(1736 - 1818), traveller and scientist, s. of Robert Brydone of Coldingham, Ber.; spent much time in Switzerland 1765 - 79; FRS, FSA; m. by 1786 Mary Robertson.
1769 - 70 Florence (Nov. 1769); Naples (May 1770), Sicily [and Malta] (14 May - 1 Aug.), Naples (Aug.), Rome
Brydone had spent much of his time in Switzerland from 1765, experimenting with electricity. In 1769 - 71 he travelled in Italy as bear-leader to William Fullarton. They were in Florence in November 17691 and in Naples the following May. Between 14 May and 1 August they toured Sicily and Malta, accompanied by a Mr Glover.

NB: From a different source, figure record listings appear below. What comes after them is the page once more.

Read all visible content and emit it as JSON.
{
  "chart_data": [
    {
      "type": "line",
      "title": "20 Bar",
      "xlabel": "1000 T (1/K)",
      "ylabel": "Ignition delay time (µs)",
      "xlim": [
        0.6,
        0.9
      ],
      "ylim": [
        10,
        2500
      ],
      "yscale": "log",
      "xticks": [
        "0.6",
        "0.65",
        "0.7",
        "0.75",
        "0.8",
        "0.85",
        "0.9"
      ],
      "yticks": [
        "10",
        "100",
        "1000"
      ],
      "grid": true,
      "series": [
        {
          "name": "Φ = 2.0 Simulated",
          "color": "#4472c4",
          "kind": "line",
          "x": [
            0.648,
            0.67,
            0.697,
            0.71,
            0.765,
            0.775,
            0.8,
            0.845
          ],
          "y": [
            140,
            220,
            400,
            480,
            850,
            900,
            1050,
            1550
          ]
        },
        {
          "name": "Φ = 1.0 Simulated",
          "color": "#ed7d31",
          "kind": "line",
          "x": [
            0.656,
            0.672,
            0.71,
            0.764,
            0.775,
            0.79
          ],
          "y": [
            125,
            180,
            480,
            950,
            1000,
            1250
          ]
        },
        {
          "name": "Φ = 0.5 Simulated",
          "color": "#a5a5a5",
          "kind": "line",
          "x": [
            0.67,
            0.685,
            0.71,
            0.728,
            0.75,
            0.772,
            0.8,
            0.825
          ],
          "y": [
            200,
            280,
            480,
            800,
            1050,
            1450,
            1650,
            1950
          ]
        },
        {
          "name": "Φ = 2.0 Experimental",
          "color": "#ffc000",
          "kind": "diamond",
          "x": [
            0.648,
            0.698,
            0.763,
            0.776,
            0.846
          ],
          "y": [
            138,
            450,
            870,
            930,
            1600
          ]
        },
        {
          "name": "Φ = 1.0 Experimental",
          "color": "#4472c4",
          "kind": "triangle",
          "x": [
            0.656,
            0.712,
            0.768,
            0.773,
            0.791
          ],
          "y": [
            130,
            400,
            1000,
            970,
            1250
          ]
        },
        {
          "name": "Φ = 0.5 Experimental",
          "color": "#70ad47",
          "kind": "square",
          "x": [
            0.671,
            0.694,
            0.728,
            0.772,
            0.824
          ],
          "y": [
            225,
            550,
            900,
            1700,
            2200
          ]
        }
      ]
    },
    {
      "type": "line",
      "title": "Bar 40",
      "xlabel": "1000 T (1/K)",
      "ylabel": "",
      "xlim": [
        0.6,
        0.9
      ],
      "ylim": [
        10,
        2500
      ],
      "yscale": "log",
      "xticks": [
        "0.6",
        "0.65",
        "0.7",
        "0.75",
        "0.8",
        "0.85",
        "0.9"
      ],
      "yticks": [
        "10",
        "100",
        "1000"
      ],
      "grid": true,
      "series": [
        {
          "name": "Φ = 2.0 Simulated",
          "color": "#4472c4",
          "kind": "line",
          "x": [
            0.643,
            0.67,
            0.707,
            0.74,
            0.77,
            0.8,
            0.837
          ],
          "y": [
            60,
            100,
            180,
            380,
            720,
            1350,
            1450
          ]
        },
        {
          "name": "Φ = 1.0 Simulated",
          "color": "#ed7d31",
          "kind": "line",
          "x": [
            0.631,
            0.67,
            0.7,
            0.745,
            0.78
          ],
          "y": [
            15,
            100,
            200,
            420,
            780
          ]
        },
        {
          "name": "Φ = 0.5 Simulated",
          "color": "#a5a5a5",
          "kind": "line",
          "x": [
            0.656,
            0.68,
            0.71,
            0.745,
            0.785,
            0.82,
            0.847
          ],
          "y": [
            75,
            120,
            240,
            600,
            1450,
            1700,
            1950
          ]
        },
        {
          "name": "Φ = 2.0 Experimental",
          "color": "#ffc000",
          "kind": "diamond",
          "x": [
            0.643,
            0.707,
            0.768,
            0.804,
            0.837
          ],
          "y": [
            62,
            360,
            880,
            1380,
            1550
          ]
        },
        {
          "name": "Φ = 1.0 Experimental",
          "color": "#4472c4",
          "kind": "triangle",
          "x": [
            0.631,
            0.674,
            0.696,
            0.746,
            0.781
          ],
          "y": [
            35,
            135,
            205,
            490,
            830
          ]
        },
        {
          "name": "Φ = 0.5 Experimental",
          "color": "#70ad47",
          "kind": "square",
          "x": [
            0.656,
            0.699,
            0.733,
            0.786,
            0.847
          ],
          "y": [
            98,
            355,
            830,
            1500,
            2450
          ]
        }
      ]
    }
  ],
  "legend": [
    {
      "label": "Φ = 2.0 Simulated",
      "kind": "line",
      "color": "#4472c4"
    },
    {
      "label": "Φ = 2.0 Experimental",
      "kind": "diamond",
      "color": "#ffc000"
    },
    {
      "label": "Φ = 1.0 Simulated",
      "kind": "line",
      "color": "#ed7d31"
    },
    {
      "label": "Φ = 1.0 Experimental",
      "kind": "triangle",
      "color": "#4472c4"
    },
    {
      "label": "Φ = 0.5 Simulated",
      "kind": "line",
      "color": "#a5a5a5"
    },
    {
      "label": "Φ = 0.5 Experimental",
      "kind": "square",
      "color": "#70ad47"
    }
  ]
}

On returning to Naples on 1 August 1770 Brydone was proposing to spend the winter in Rome before returning to Switzerland via 'Loreto, Bologna, &c & c; the old beaten track'.2
In 1773 Brydone published his Tour through Sicily and Malta describing his journey in the form of letters addressed to William Beckford of Somerley, who 'had ever neglected the island of Sicily'. Brydone explained how he had been 'animated' by a similar journey undertaken by William and Mrs Hamilton with Lord Fortrose in the summer of 1769.3 His Tour, a careful compilation with copious classical references and scientific data, contained several descriptions of the wild landscape; from the top of Mount Etna 'no imagination has dared to form an idea of so glorious and magnificent a scene. Neither is there on the surface of the globe any one point that unites so many awful and sublime objects ..'. The Tour achieved great popularity, despite which both the 10th Earl of Pembroke4 and Charles Parker5 pronounced it unreliable. George Tatem, a former consul in Sicily, called it 'a romance' which, by publishing unguarded conversations with priests and others, had done harm, making Sicilians afraid to speak with travellers.6 Some of Brydone's travel journals are among the Blair Adam MSS (SRO).
1. Gazz.Tosc. 2. Brydone, Tour, 2:353. 3. Ibid., 1:2. 4. Blackett letters MSS (8 Jan. 1785). 5. Parker letters MSS, b 2100 (19 Nov. 1783). 6. Farington Diary (20 Oct. 1805).